12 Responses to “dirty dancing”

  1. Not even gonna lie, working for myself = I can clean in the middle of the day if I want to. Which is literally the only time ever that I want to clean, especially when it means I can justify not doing some kind of work that I don’t want to do. So for the last 2 weeks our house has been crazy clean and it makes me really happy. When I wasn’t working for myself, our house was just always filthy and we never had groceries.

    • That is awesome. I work from home and I have to admit I have no urge to clean during the day — only to surf the internet. Go you.

  2. M leaves used floss on the coffee table too. That shit is just gross.

    This is still an un-going argument, for us. Adding in the kid and all the kid related junk, we will probably hire a cleaner when we finally move. I cannot wait.

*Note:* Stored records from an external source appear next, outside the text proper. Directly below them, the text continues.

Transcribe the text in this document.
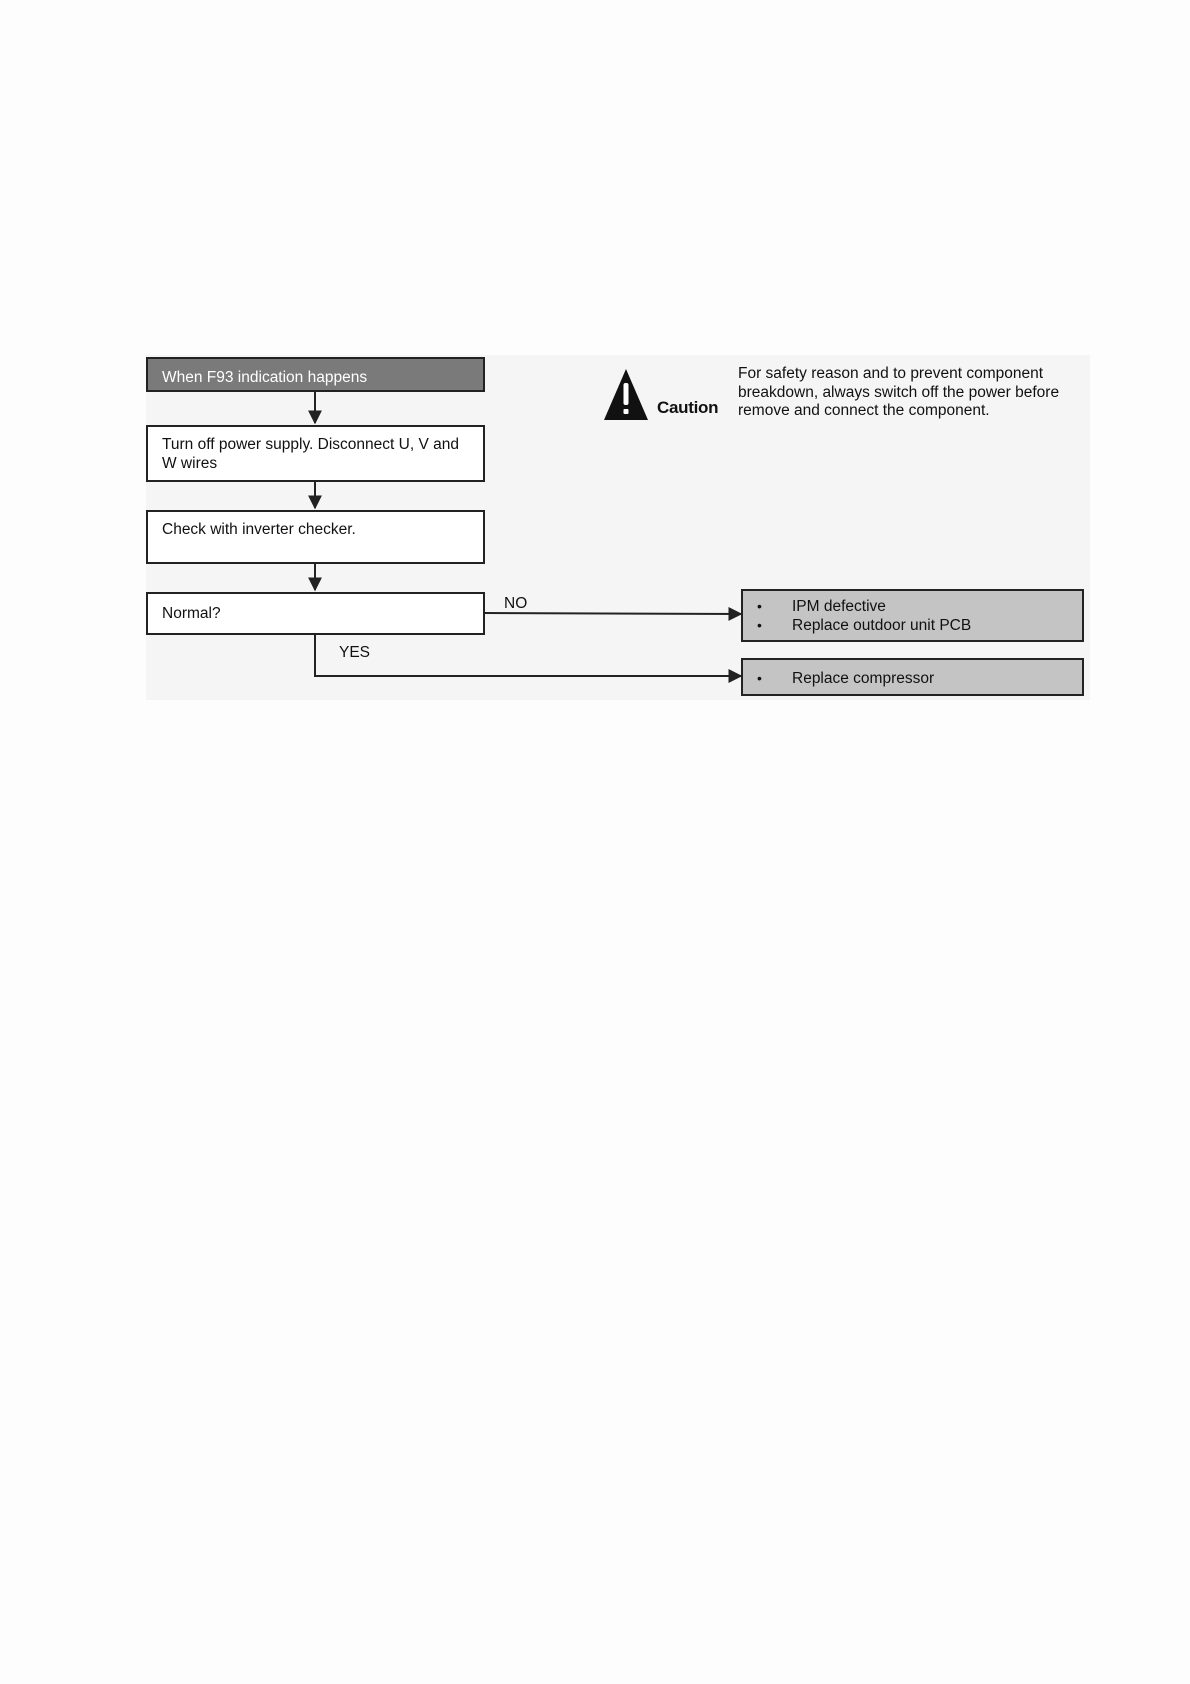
When F93 indication happens
Turn off power supply. Disconnect U, V and W wires
Check with inverter checker.
Normal?
NO
YES
•	IPM defective
•	Replace outdoor unit PCB
•	Replace compressor
Caution
For safety reason and to prevent component breakdown, always switch off the power before remove and connect the component.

  3. Back when we lived in Toledo, Derrik and I did our laundry at parents’ houses rather than paying the exorbitant fees to use the apartment building units.
    I came home from work one night and found that he had neglected to put away the clothes in the basket after he had brought it back from his parents’. I aggressively started folding the laundry and muttering about wrinkles. Derrik got home roughly halfway through the basket and informed me that not all of that laundry was clean; there were clean and dirty clothes in this particular basket and it was separated by a layer of pants.

    A layer of pants.

  4. The cleaning battles here wax and wane. They are currently under control as I am home full time and clearly have nothing but time to scrub the tiles. That’s not sarcasm, I actually do have lots of time to scrub the tiles but I freaken don’t feel like it. So our house is about the same cleanliness as when we both work full time but I’m doing about 90% of it. And when we are both working again, I think a cleaner will be entering the picture. Which gives me MAJOR GUILT considering we will also be hiring someone to take care of our kid at that time. But your anecdote is the reason why.

  5. I loved this post. I hope you’ve read Arlie Hochschild’s “The Second Shift” (and if not, it sounds like you might love it) about just these issues. Such an ordeal to work out and always so interesting to hear how another couple handles it…. especially hilariously written!

  6. Yes! Why do I always have to be the one to bring it up? AAAAARRGH! I got to the point of deciding to make a schedule – in fact, making it is still on my to-do list – but the thought of having to nag to actually get it done is too overwhelming. And he agrees to do it in theory but then when it’s time to actually do it he’ll whine or give me these annoyed, I’m-too-busy-for-this eyes and it makes me so MAD!!! Hmm. You seem to have struck a nerve. Perhaps more counseling is in order.

  7. I had a schedule with my ex, but it never worked for his side of the chores. I suspect the problem was not the schedule. Anyhow, I agree with you on trying to do the chores M-F, and save the weekend for other, more fun, stuff. I quite like my usual pattern of cleaning on Thursdays, which is (usually) the day I don’t work my office job. I clean before taking my shower, and then things are done and clean over the weekend. Of course when I am travelling more and switching my day off around, everything gets thrown off.